Replying to your new version of the question:
DDRG |= (1<<DDRG3) OR
DDRG = 0x08
There is no "best" because those two snippets1 of C do different things - they only have the same end result in one situation; in all other situations they will have different end results! This means that, as always in programming, you must be really clear what you want to do and write your code accordingly.
1[From now onwards, I will assume that they are followed by a semicolon and call those two pieces of code "C statements".]
DDRG = 0x08;
This clearly just sets bit 3 (the
DDRG3 bit, value 0x08) in the
DDRG register. Think about what values are set for the other bits in that register? They are all set to zero.
DDRG |= (1<<DDRG3);
This reads whatever value is currently set in the
DDRG register, sets bit 3 (assuming
DDRG3 = 3) and writes this result back to the
DDRG register. Think about what values are set for the other bits in that register? They are all unchanged from their previous values.
[An optimising compiler, upon recognising that coding idiom, might be able to use a suitable assembly instruction, if one exists, to set that bit in the DDRG register - without needing to do the read-modify-write implied in the C source code - the end result is the same either way.]

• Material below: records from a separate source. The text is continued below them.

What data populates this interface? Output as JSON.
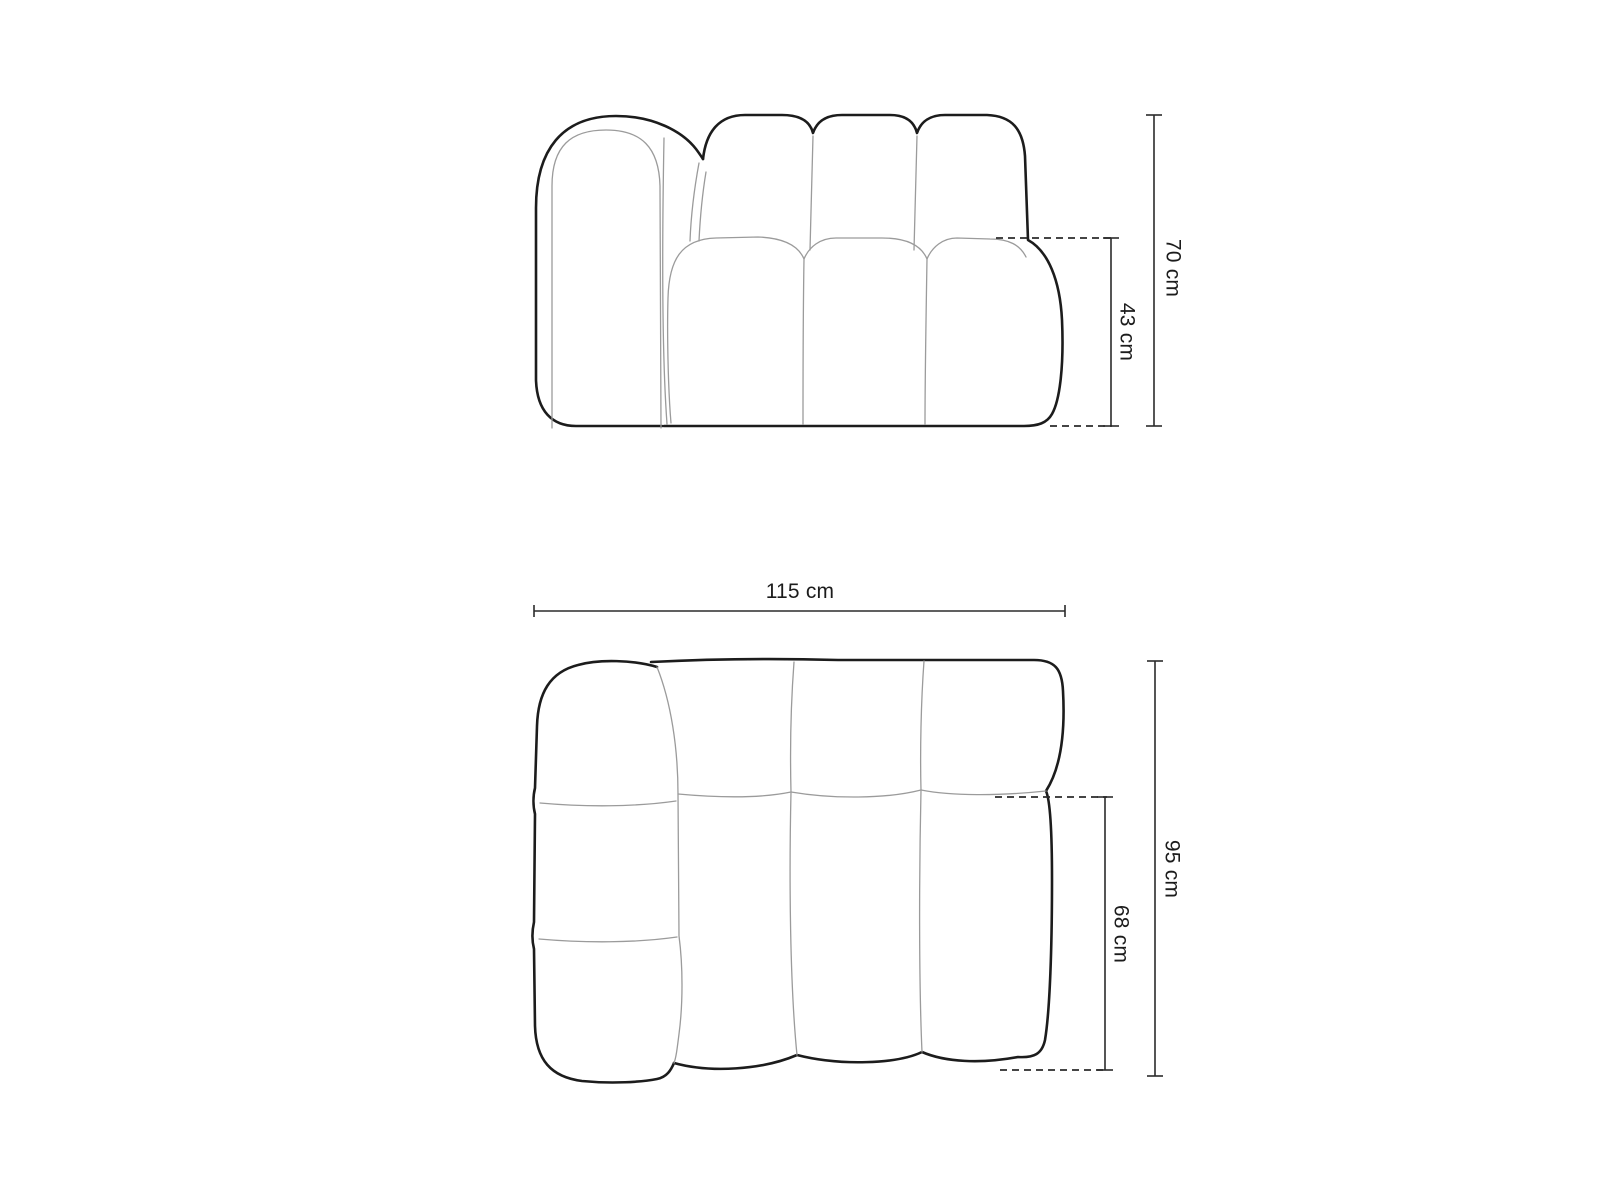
{
  "diagram": {
    "colors": {
      "outline": "#1c1c1c",
      "seam": "#9b9b9b",
      "dimension": "#2b2b2b",
      "text": "#1c1c1c",
      "background": "#ffffff"
    },
    "front_view": {
      "labels": {
        "total_height": "70 cm",
        "seat_height": "43 cm"
      }
    },
    "top_view": {
      "labels": {
        "total_width": "115 cm",
        "total_depth": "95 cm",
        "seat_depth": "68 cm"
      }
    }
  }
}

So as you can now see, the only time that those two statements have the same end result, is when the other (used) bits in
DDRG are already set to zero before each of those two statements were executed.
DDRG |= (1<<DDRG3); suggests to the reader (who might be you, trying to maintain the code some years later!) that you care about preserving the other bits set in that register. Note that using a bitwise-OR operator like this, is so common that it is used by Atmel in their ATmega128A datasheet regarding setting bits in GPIO registers, for example.
DDRG = 0x08; suggests that you want to specifically clear any other bits which are set in that register, at the time when you set bit 3.
Which of those statements you should use, depends on exactly what result you want to achieve, for the value in the
I have used page 134 of this Atmel ATmega128A datasheet to confirm the DDRG register layout and DDRG3 bit value, 0x08, within that register. For other MCUs, the interpretation may be different.